As several scholars have noted, preemption has become a tool of structural racism in that majority-white legislatures often preempt policies that would primarily benefit people of color. Due to historic injustices and current discrimination in the workforce, Black, Latino, and Native families face higher rates of poverty and receive fewer employment-based benefits. Therefore, state interference regarding paid leave, higher minimum wage provisions, and other workplace supports disproportionately hurt communities of color. Barriers to progressive revenue-raising make it impossible to adequately invest in education, health care, and other public goods, also disproportionately harming historically marginalized, under-resourced communities.

To compound the issue, many state lawmakers are senselessly using temporary budget surpluses to justify permanent, regressive tax cuts at the expense of low- and middle-income households. Over half of all states are considering extremely costly cuts that would wreak havoc on state budgets. Not only would state income tax cuts directly endanger crucial services, they would also result in far less revenue to share with local governments.

State aid to municipalities has already declined dramatically over the last few decades. From 1977 to 2017, on average, federal and state government support has declined from 31 to 16 percent of municipal revenue, from 27 percent to 15 percent of township revenue, and from 42 percent to 29 percent of county revenue. At least a dozen states took legislative action to reduce state aid from 2012 to 2017. At the moment, many cities and counties are keeping their budgets in balance by leveraging American Rescue Plan Act dollars to bolster municipal workforces and services but those funds will soon come to an end.

Something needs to change. For too long, there has been a deep disconnect between the expectations thrust on localities and their powers to meet those expectations. As local government law expert Richard Schragger writes in his book City Power, “…scholarship on cities has often vacillated between treating cities as powerless to act and blaming them for their failures.” For example, federal and state policymakers often blame municipal fiscal crises on local corruption and fiscal mismanagement rather than acknowledge the imbalance of power.
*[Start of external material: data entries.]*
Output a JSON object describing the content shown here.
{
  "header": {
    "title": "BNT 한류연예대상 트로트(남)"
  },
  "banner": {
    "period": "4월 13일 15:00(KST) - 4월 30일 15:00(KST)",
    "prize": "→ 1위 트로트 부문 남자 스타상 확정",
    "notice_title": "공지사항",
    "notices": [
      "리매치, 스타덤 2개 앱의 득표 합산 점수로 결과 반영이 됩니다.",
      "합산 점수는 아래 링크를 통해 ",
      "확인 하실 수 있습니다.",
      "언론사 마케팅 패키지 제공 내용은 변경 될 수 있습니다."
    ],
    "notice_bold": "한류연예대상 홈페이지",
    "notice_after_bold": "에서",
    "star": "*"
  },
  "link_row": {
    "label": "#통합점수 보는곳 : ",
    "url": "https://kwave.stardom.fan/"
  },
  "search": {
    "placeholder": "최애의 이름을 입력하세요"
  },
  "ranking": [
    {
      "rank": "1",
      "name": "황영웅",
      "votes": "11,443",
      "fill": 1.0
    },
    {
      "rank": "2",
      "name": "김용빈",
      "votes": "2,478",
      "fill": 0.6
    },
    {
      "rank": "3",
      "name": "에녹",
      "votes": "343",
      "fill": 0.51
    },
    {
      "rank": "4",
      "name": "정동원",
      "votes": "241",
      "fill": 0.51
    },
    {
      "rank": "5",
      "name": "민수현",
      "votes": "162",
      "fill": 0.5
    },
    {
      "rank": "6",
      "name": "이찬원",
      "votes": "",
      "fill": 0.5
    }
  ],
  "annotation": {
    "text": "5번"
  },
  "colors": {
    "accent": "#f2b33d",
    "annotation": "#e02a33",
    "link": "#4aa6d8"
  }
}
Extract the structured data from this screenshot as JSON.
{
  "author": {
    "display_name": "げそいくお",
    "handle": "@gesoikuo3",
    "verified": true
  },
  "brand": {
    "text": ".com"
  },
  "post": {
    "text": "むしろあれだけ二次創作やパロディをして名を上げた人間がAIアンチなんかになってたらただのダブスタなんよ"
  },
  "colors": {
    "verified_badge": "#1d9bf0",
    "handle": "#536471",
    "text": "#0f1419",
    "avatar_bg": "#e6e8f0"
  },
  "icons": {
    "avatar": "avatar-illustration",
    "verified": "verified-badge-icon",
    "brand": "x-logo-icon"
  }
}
This inequity is also at the root of local tax structures. While most states permit regressive local sales taxes, relatively few allow more progressive local income and payroll taxes. States often limit localities’ taxing and spending powers but encourage the use of tax abatements and incentive programs to be economically “competitive” – even though numerous studies have shown these programs often do not spark economic growth. These misguided efforts often result in regressive systems that draw a lower share of income from wealthier households and more from resource-constrained families. In addition to an already-regressive tax system, localities often resort to fines and fees that trap Black, brown and low-income communities with the least political power in a cycle of debt and criminalization.

Local governments are increasingly asked to tackle new challenges like housing shortages, racial and socioeconomic health disparities, and climate-resilient infrastructure. Even responsibilities that seem straightforward, such as administering elections, have become more fraught and costly given unprecedented attacks on the legitimacy of our election systems. These added pressures have created a moment of extraordinary challenge but also enormous opportunity.

Fortunately, localities are hotbeds of creativity, innovation, and resilience. From dedicating new taxes to fund climate action to rethinking real estate transfer taxes to fund low-income housing, many local leaders are already using tax policy to strengthen their communities. ITEP is committed to helping local leaders and advocates make their tax systems more progressive and sustainable. We can collectively work towards a future in which state legislators empower and respect local decision-making and local leaders have the authority and the resources to create vibrant, equitable, thriving communities.